[Core] ray job stop
Fails with 500 Error in CLI #49889
Open
Description
What happened + What you expected to happen
Description:
Attempting to stop a Ray job using the ray job stop command fails with a 500 error. The detailed traceback indicates a TimeoutError during the job termination process.
Command Executed:
ray job submit --runtime-env-json='{"pip": ["requests==2.26.0"]}' --working-dir ./ -- python script.py
ray job stop raysubmit_MFG6KpQRRaGKBawC
Output
Job submission server address: http://**.**.73.122:8265
Attempting to stop job 'raysubmit_VYbBGNJeavjmHdyy'
Traceback (most recent call last):
File "/home/ray/anaconda3/bin/ray", line 8, in <module>
sys.exit(main())
File "/home/ray/anaconda3/lib/python3.10/site-packages/ray/scripts/scripts.py", line 2668, in main
return cli()
File "/home/ray/anaconda3/lib/python3.10/site-packages/click/core.py", line 1157, in __call__
return self.main(*args, **kwargs)
File "/home/ray/anaconda3/lib/python3.10/site-packages/click/core.py", line 1078, in main
rv = self.invoke(ctx)
File "/home/ray/anaconda3/lib/python3.10/site-packages/click/core.py", line 1688, in invoke
return _process_result(sub_ctx.command.invoke(sub_ctx))

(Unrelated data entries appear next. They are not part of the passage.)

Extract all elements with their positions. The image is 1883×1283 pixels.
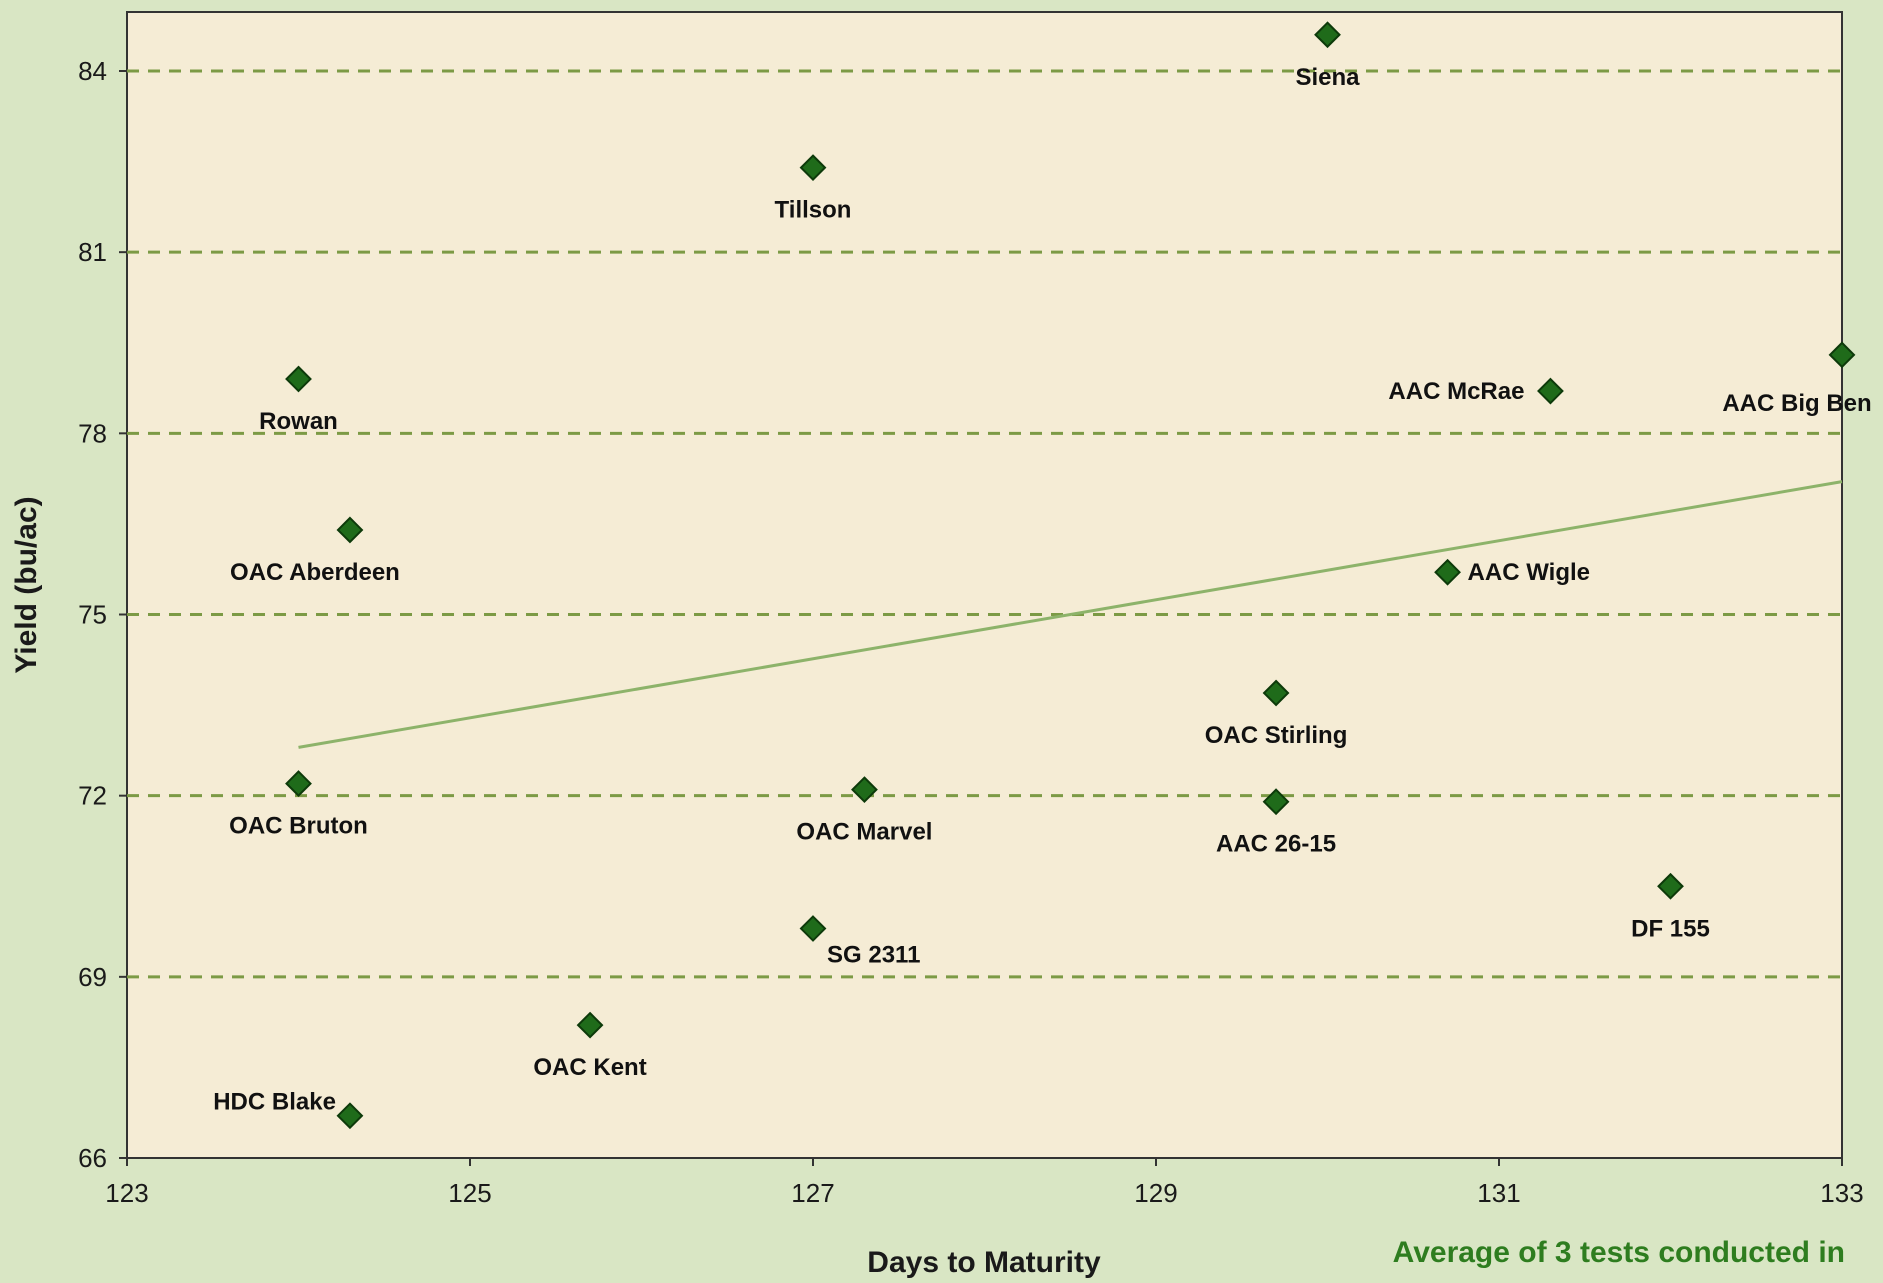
data-point-label: AAC 26-15 [1216, 831, 1336, 858]
data-point-label: OAC Marvel [796, 819, 932, 846]
x-axis-title: Days to Maturity [867, 1246, 1101, 1279]
data-point-label: SG 2311 [827, 942, 920, 969]
data-point-marker [799, 154, 827, 182]
data-point-label: DF 155 [1631, 915, 1710, 942]
trendline [298, 480, 1843, 749]
y-tick-label-72: 72 [78, 781, 107, 811]
data-point-marker [285, 770, 312, 798]
data-point-marker [285, 365, 312, 393]
data-point-label: OAC Aberdeen [230, 559, 400, 586]
x-tick-label-131: 131 [1477, 1178, 1520, 1208]
data-point-marker [1537, 377, 1564, 405]
data-point-marker [1262, 788, 1290, 816]
data-point-label: AAC Big Ben [1722, 390, 1871, 417]
x-tick-label-127: 127 [791, 1178, 834, 1208]
data-point-label: OAC Bruton [229, 813, 368, 840]
data-point-marker [799, 915, 827, 942]
footnote-text: Average of 3 tests conducted in [1393, 1236, 1845, 1269]
y-tick-label-84: 84 [78, 56, 107, 86]
y-axis-title: Yield (bu/ac) [10, 496, 43, 673]
data-point-label: Tillson [775, 197, 852, 224]
data-point-marker [851, 776, 878, 804]
data-point-marker [336, 1102, 364, 1130]
y-tick-label-78: 78 [78, 418, 107, 448]
data-point-label: Rowan [259, 408, 338, 435]
data-point-marker [1262, 679, 1290, 707]
data-point-label: HDC Blake [213, 1089, 336, 1116]
y-tick-label-66: 66 [78, 1143, 107, 1173]
data-points: Siena Tillson Rowan AAC McRae AAC Big Ben OAC… [213, 21, 1872, 1130]
data-point-marker [1828, 341, 1856, 369]
data-point-marker [576, 1011, 604, 1039]
data-point-marker [1657, 872, 1684, 900]
data-point-label: OAC Kent [533, 1054, 646, 1081]
y-tick-label-75: 75 [78, 600, 107, 630]
plot-area [126, 11, 1843, 1159]
data-point-marker [1314, 21, 1341, 49]
x-tick-label-123: 123 [105, 1178, 148, 1208]
gridlines [127, 69, 1842, 979]
data-point-marker [336, 516, 364, 544]
y-tick-label-69: 69 [78, 962, 107, 992]
data-point-label: OAC Stirling [1205, 722, 1348, 749]
y-tick-label-81: 81 [78, 237, 107, 267]
data-point-label: AAC Wigle [1468, 559, 1590, 586]
data-point-label: AAC McRae [1388, 378, 1524, 405]
trendline-group [298, 480, 1843, 749]
data-point-label: Siena [1295, 64, 1360, 91]
axis-ticks: 66 69 72 75 78 81 84 123 125 127 129 131 133 [78, 56, 1864, 1208]
x-tick-label-129: 129 [1134, 1178, 1177, 1208]
x-tick-label-133: 133 [1820, 1178, 1863, 1208]
data-point-marker [1434, 558, 1461, 586]
x-tick-label-125: 125 [448, 1178, 491, 1208]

File "/home/ray/anaconda3/lib/python3.10/site-packages/click/core.py", line 1688, in invoke
return _process_result(sub_ctx.command.invoke(sub_ctx))
File "/home/ray/anaconda3/lib/python3.10/site-packages/click/core.py", line 1434, in invoke
return ctx.invoke(self.callback, **ctx.params)

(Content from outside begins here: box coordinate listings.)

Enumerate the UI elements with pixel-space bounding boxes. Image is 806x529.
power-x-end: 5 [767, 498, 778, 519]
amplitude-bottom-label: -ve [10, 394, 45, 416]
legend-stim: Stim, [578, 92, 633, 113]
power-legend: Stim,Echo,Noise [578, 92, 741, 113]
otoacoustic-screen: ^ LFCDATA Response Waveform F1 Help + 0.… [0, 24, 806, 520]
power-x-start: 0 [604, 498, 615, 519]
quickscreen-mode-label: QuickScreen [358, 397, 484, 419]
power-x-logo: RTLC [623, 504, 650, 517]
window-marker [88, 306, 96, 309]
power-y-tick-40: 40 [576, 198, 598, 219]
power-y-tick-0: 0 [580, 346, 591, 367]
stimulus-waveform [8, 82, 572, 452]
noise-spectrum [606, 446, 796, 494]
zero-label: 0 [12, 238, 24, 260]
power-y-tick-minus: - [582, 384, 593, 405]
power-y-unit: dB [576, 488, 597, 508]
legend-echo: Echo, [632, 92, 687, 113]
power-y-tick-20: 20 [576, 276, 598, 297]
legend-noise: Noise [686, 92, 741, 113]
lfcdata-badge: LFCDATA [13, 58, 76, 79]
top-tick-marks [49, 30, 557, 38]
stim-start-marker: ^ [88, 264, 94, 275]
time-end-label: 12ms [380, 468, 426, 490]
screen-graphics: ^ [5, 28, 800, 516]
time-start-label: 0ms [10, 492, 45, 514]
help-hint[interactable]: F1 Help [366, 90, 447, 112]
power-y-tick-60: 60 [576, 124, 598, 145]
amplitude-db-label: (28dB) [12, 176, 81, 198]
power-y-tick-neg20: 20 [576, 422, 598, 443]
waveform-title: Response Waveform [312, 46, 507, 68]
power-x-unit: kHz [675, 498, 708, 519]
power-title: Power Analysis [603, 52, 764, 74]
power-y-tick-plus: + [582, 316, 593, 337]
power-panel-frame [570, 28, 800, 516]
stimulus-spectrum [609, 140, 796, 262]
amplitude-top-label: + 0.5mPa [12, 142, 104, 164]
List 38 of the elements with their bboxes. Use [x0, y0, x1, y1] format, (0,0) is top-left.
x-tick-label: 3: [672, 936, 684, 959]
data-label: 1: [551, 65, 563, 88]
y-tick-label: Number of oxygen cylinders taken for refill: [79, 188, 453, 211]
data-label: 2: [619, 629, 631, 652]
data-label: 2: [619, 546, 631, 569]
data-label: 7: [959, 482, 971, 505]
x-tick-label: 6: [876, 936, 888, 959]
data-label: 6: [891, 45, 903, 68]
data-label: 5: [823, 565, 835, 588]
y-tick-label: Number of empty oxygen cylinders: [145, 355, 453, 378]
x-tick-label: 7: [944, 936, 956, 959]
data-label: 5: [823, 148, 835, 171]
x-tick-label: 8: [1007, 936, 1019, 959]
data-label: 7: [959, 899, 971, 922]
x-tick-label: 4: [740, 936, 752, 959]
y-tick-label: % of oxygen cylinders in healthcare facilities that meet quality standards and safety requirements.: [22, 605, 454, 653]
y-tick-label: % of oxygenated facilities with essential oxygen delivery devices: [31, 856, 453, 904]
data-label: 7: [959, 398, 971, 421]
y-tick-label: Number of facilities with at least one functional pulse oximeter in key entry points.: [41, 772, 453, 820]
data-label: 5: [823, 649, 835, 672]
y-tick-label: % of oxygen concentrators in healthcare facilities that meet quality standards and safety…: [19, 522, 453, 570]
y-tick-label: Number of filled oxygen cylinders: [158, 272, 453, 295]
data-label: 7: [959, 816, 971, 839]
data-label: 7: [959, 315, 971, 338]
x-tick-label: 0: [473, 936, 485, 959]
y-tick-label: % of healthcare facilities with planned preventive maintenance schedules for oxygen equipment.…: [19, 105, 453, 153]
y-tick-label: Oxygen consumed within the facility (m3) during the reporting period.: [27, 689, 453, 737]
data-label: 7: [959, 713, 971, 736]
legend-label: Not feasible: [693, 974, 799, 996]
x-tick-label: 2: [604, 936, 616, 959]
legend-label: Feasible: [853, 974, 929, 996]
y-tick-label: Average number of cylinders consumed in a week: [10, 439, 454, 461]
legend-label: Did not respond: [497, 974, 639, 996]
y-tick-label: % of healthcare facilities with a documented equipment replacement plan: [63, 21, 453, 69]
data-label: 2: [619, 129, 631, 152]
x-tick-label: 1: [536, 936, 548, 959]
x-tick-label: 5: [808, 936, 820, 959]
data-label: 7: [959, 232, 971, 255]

File "/home/ray/anaconda3/lib/python3.10/site-packages/click/core.py", line 783, in invoke
return __callback(*args, **kwargs)
File "/home/ray/anaconda3/lib/python3.10/site-packages/ray/dashboard/modules/job/cli_utils.py", line 54, in wrapper
return func(*args, **kwargs)
File "/home/ray/anaconda3/lib/python3.10/site-packages/ray/autoscaler/_private/cli_logger.py", line 823, in wrapper
return f(*args, **kwargs)
File "/home/ray/anaconda3/lib/python3.10/site-packages/ray/dashboard/modules/job/cli.py", line 389, in stop
client.stop_job(job_id)
File "/home/ray/anaconda3/lib/python3.10/site-packages/ray/dashboard/modules/job/sdk.py", line 284, in stop_job
self._raise_error(r)
File "/home/ray/anaconda3/lib/python3.10/site-packages/ray/dashboard/modules/dashboard_sdk.py", line 283, in _raise_error
raise RuntimeError(
RuntimeError: Request failed with status code 500: Traceback (most recent call last):
File "/home/ray/anaconda3/lib/python3.10/site-packages/ray/dashboard/modules/job/job_head.py", line 390, in stop_job
resp = await job_agent_client.stop_job_internal(job.submission_id)
File "/home/ray/anaconda3/lib/python3.10/site-packages/ray/dashboard/modules/job/job_head.py", line 88, in stop_job_internal
async with self._session.post(
File "/home/ray/anaconda3/lib/python3.10/site-packages/aiohttp/client.py", line 1197, in __aenter__
self._resp = await self._coro
File "/home/ray/anaconda3/lib/python3.10/site-packages/aiohttp/client.py", line 608, in _request
await resp.start(conn)
File "/home/ray/anaconda3/lib/python3.10/site-packages/aiohttp/client_reqrep.py", line 976, in start
message, payload = await protocol.read() # type: ignore[union-attr]
File "/home/ray/anaconda3/lib/python3.10/site-packages/aiohttp/streams.py", line 640, in read
await self._waiter
aiohttp.client_exceptions.ServerDisconnectedError: Server disconnected
Issue Details:
Job Submission Server Address: http://..73.122:8265
Versions / Dependencies
Ray Version: 2.40.0
Reproduction script
runtime_env = {"pip": ["emoji"]}
ray.init(runtime_env=runtime_env)
@ray.remote
def f():
import emoji
return emoji.emojize('Python is :thumbs_up:')
print(ray.get(f.remote()))
Issue Severity
High: It blocks me from completing my task.